Through my role as a the 2024 Digital Media and Programming intern at 500 Capp Street, I’ve learned how art organizations can build meaningful relationships between artists, art, and local communities. We’ve engaged community members through collective conversations and poetry readings about grief and decolonization, community walks with storytelling and tea, performances involving the public, and free writing workshops.
Below: A sample of my work for 500 Capp Street. I collaborated with one of our local artists, Champoy @champchampchampoy to document and film their mural on the outside of our building. We also had a mural walk through with the community and the artists---giving them a tour of two murals we did in the Mission District and explaining their context. We had conversations while painting their mural, also talking to residents and community members on the busy street corner. I took pictures of their mural and created a promotional video in the style of David Ireland painting the walls of his home, which was currently screening in our museum. I also created Instagram stories to promote the upcoming muralists.
More Soup, 2023, paper-cut out stop motion, 1:24, created from paper cut-out puppets and vintage campbell soup ads a loop of strange soup commercials play as cans of soup accumulate over time.
original mixed sound with samples from freesound
Racquet Fish, 2023, paper-cut out stop motion, 0:38, how-to graphics are repurposed with stop-motion . . . because why can’t youplay racquetball with a fish?
original mixed audio with samples from freesound
Another Day at the Park, 2023, paper-cut out stop motion, 3:37, a how-to tai chi book and a how-to soccer book are reconstructed in a video about nostalgia, coming of age, and queerness. another day at the park explores a shared soccer field between young soccer players and an older tai chi group. old, personal, and found voicemails tell a story about relics of people, places, and things that are remembered and lost.
original mixed audio with samples from freesound
Midnight Snack, 2022, paper-cut out stop motion, 0:30, I was hungry at midnight and put together paper cut-outs and an apple.
“saturday night inside out” - the avalanches and original sounds and samples
Suburban Memories, 2022, 0:25, paper-cut out stop-motion.

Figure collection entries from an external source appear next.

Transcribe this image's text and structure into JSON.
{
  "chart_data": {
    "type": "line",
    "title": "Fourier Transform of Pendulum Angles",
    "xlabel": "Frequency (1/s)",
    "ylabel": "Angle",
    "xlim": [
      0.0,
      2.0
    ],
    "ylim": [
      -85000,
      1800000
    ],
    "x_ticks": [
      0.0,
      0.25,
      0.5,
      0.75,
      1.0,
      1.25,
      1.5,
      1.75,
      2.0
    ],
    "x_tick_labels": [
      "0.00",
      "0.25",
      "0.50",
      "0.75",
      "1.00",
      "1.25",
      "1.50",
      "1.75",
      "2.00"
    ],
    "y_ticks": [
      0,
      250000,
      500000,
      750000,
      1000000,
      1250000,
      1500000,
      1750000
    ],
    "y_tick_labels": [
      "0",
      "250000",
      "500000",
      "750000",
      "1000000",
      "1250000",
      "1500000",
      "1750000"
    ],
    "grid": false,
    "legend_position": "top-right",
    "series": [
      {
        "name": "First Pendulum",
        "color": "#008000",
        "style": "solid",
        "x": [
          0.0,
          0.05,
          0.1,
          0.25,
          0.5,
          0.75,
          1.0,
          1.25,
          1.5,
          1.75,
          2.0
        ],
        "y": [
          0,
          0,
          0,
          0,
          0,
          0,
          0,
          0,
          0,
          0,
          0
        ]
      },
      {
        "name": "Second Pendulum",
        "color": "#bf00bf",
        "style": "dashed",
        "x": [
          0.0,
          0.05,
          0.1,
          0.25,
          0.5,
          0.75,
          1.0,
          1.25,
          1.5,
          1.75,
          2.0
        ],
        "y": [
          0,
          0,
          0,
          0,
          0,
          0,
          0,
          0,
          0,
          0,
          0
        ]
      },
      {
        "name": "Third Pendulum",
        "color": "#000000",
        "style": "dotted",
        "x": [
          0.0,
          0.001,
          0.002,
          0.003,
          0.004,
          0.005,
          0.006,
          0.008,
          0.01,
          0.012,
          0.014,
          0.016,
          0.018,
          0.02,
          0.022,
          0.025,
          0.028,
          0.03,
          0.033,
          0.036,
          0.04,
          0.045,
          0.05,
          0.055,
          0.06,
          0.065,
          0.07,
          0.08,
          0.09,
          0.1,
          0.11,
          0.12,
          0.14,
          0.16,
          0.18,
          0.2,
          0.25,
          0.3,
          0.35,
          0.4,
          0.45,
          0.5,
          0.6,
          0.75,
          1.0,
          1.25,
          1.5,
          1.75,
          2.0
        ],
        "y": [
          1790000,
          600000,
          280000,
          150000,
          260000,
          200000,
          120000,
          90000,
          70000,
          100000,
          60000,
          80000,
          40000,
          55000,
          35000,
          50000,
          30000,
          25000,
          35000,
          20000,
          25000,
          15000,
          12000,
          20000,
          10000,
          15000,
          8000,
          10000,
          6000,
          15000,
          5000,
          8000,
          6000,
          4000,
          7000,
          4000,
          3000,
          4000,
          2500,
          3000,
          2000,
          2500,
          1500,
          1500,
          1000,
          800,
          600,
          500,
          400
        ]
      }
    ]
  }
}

“birth of the flower (seagreen)” - candy claws
Thomas, 2022, 1:00, paper-cut out stop motion, this is a video portrait of thomas, whom i had the pleasure of speaking with on a total of two occassions. thomas works at trader joes, listens to mac demarco, and reads henry david thoreau. he’s in improv, is studying film, and has quite the sense of humor. in the spirit of his passion for improv, much of his portrait was improvised and loosely inspired by how he takes on a multitude of humorous characters during an improv show.
“colours” - the avalanches
Technocracy, 2021, paper-cut out stop motion, 1:00.

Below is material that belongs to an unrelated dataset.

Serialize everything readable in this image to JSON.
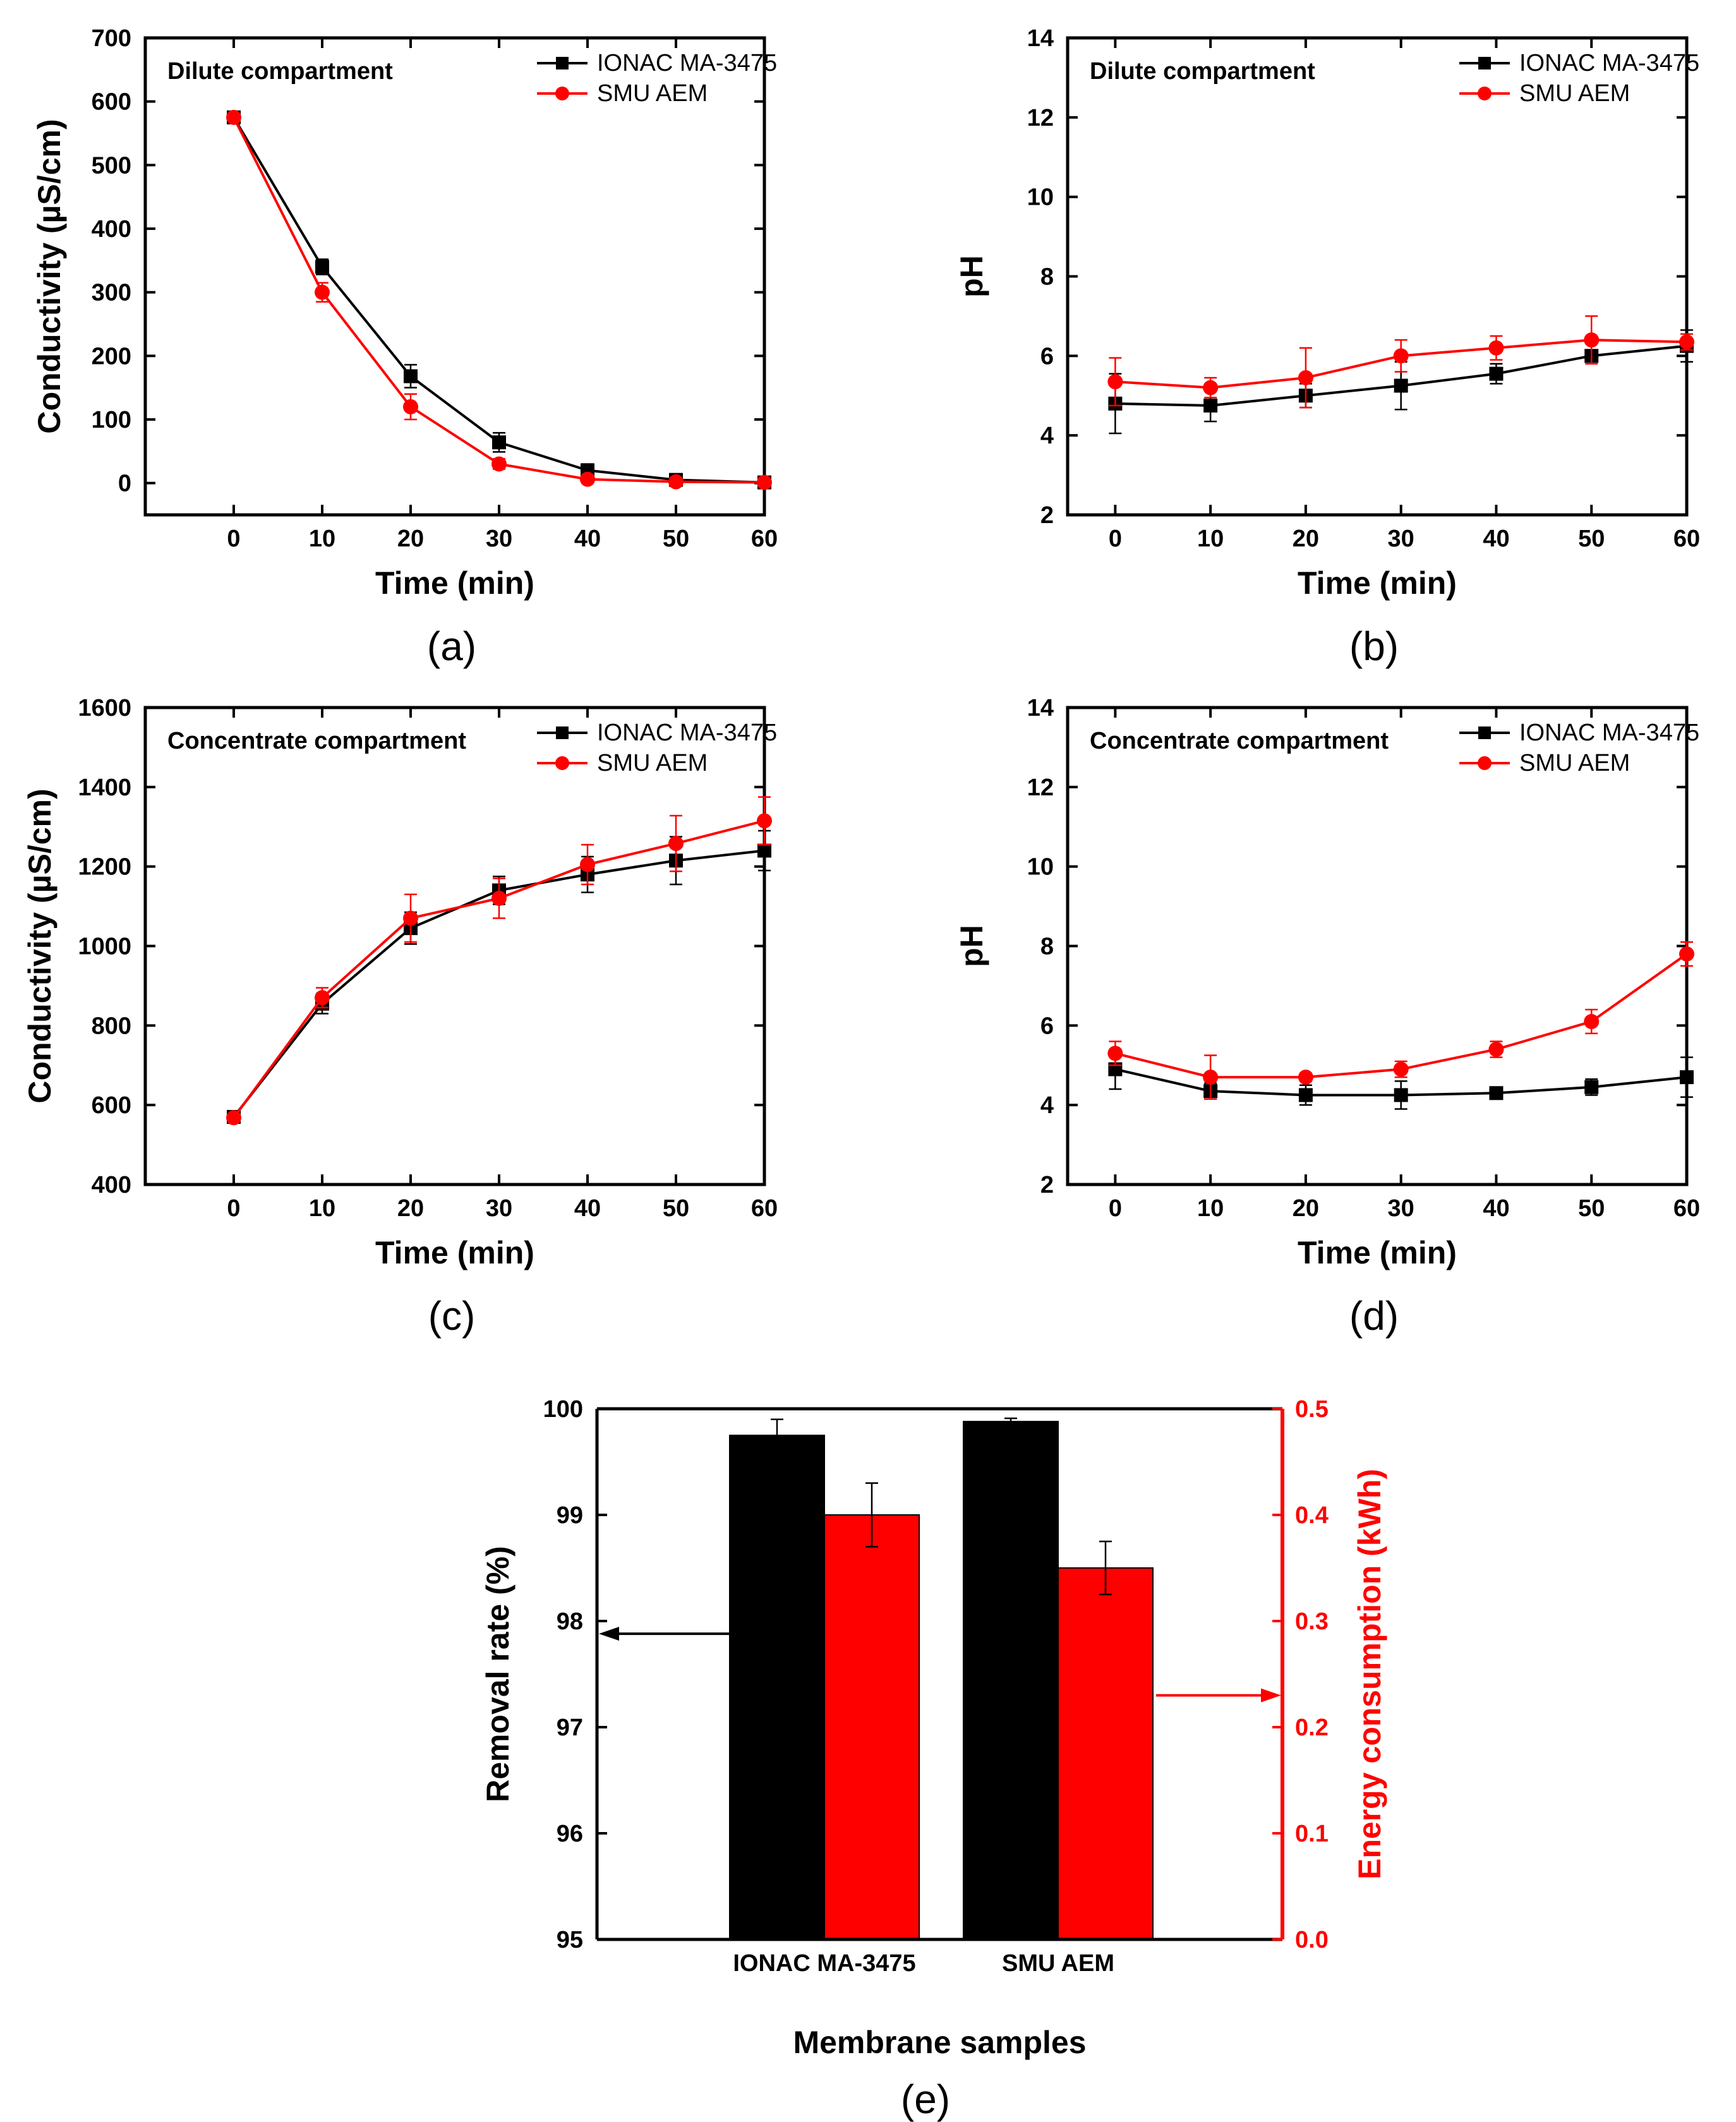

audio sampled from a voicemail and six songs by: the avalanches (3), the garden, the flying stars of brooklyn, and teo
apartment graduation shoot shot in collaboration with claire hsu. edited by me. shot digitally with natural lighting, edited in lightroom.
portrait photography of my friend sol and brand work for ditch day apparel. shot digitally, edited in lightroom.
sewing/design:
yeh means leaf- organza coat with pockets full of decaying organic materials. inspired by my grandmother’s favorite jacket, but reimagined through her faulty memory. when i ask her to remember and draw objects or places she once knew, she draws certain features repetitively, such as redrawing the roof and floor of her house over and over again. our family name “yeh” translates to leaf, and i collected various organic materials from the home i live in now. this jacket features 21 organza pockets.
shot digitally and edited by me on lightroom.
stick!! - stick pants and stick coat made of a curtain and wool.